LLMs

Multimodal LLMs: Architecture, Techniques, and Use Cases

Multimodal Large Language Models (LLMs) integrate diverse data types—text, images, audio, and video—into unified frameworks, enabling advanced applications like image captioning, document analysis, and healthcare solutions.

Filippo Pedrazzini

06 Dec 2024 • 11 min read

Multimodal LLMs: Architecture, Techniques, and Use Cases

Introduction to Multimodal LLMs

Multimodal Large Language Models (LLMs) are advanced AI systems capable of processing and generating content across multiple data types, known as modalities, such as text, images, audio, and video. Unlike traditional LLMs, which only handle text-based data, multimodal LLMs are designed to integrate these diverse data types into a unified framework to solve more complex problems. This makes them especially powerful for applications that involve a mix of visual and textual information, such as image captioning or video analysis.

Importance in AI

Multimodal LLMs have become a crucial step in bridging the gap between human-like understanding and machine processing. They allow AI systems to handle more comprehensive and context-rich scenarios by interpreting multiple types of inputs simultaneously. For example, models like GPT-4V or CLIP-based architectures have shown that adding visual understanding to a language model vastly increases its applicability and accuracy in real-world scenarios.

These models are the foundation for many emerging AI tools that can interact more naturally, making them invaluable in industries like healthcare, autonomous driving, and creative content generation.

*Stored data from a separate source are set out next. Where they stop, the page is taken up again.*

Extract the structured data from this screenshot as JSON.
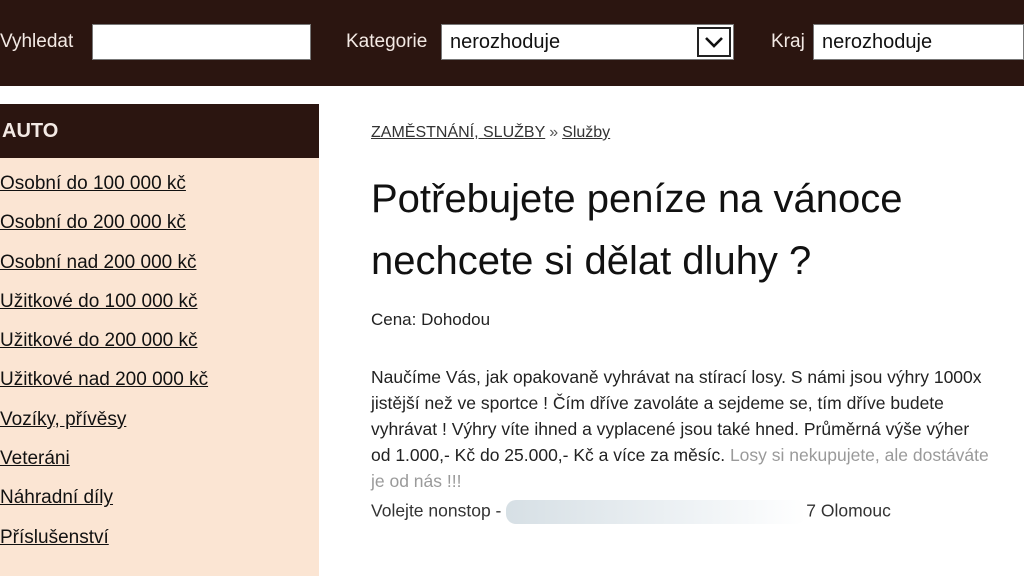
{
  "search": {
    "vyhledat_label": "Vyhledat",
    "vyhledat_value": "",
    "kategorie_label": "Kategorie",
    "kategorie_value": "nerozhoduje",
    "kraj_label": "Kraj",
    "kraj_value": "nerozhoduje"
  },
  "sidebar": {
    "heading": "AUTO",
    "items": [
      {
        "label": "Osobní do 100 000 kč"
      },
      {
        "label": "Osobní do 200 000 kč"
      },
      {
        "label": "Osobní nad 200 000 kč"
      },
      {
        "label": "Užitkové do 100 000 kč"
      },
      {
        "label": "Užitkové do 200 000 kč"
      },
      {
        "label": "Užitkové nad 200 000 kč"
      },
      {
        "label": "Vozíky, přívěsy"
      },
      {
        "label": "Veteráni"
      },
      {
        "label": "Náhradní díly"
      },
      {
        "label": "Příslušenství"
      }
    ]
  },
  "breadcrumb": {
    "parent": "ZAMĚSTNÁNÍ, SLUŽBY",
    "separator": "»",
    "current": "Služby"
  },
  "ad": {
    "title_line1": "Potřebujete peníze na vánoce",
    "title_line2": "nechcete si dělat dluhy ?",
    "price": "Cena: Dohodou",
    "description": "Naučíme Vás, jak opakovaně vyhrávat na stírací losy. S námi jsou výhry 1000x jistější než ve sportce ! Čím dříve zavoláte a sejdeme se, tím dříve budete vyhrávat ! Výhry víte ihned a vyplacené jsou také hned. Průměrná výše výher od 1.000,- Kč do 25.000,- Kč a více za měsíc.",
    "description_faded": "Losy si nekupujete, ale dostáváte je od nás !!!",
    "contact_prefix": "Volejte nonstop -",
    "contact_suffix": "7 Olomouc"
  },
  "colors": {
    "header_bg": "#2b1510",
    "sidebar_bg": "#fbe5d3"
  },
  "icons": {
    "select_arrow": "chevron-down-icon"
  }
}
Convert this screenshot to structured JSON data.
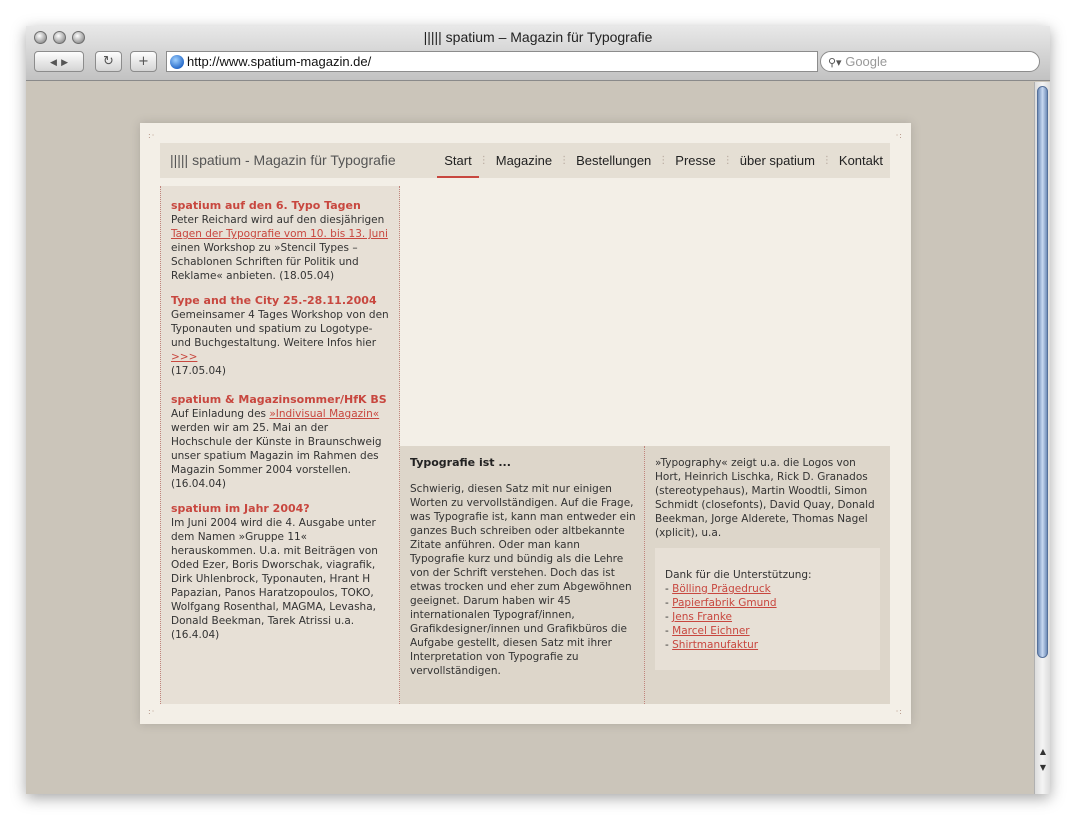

Evolution of Multimodal Models

The evolution from text-only LLMs to multimodal capabilities is driven by advancements in both hardware and deep learning architectures. Initially, LLMs like GPT-3 could only generate responses based on textual prompts. However, researchers quickly recognized the potential of combining these text models with visual models to create a more holistic AI.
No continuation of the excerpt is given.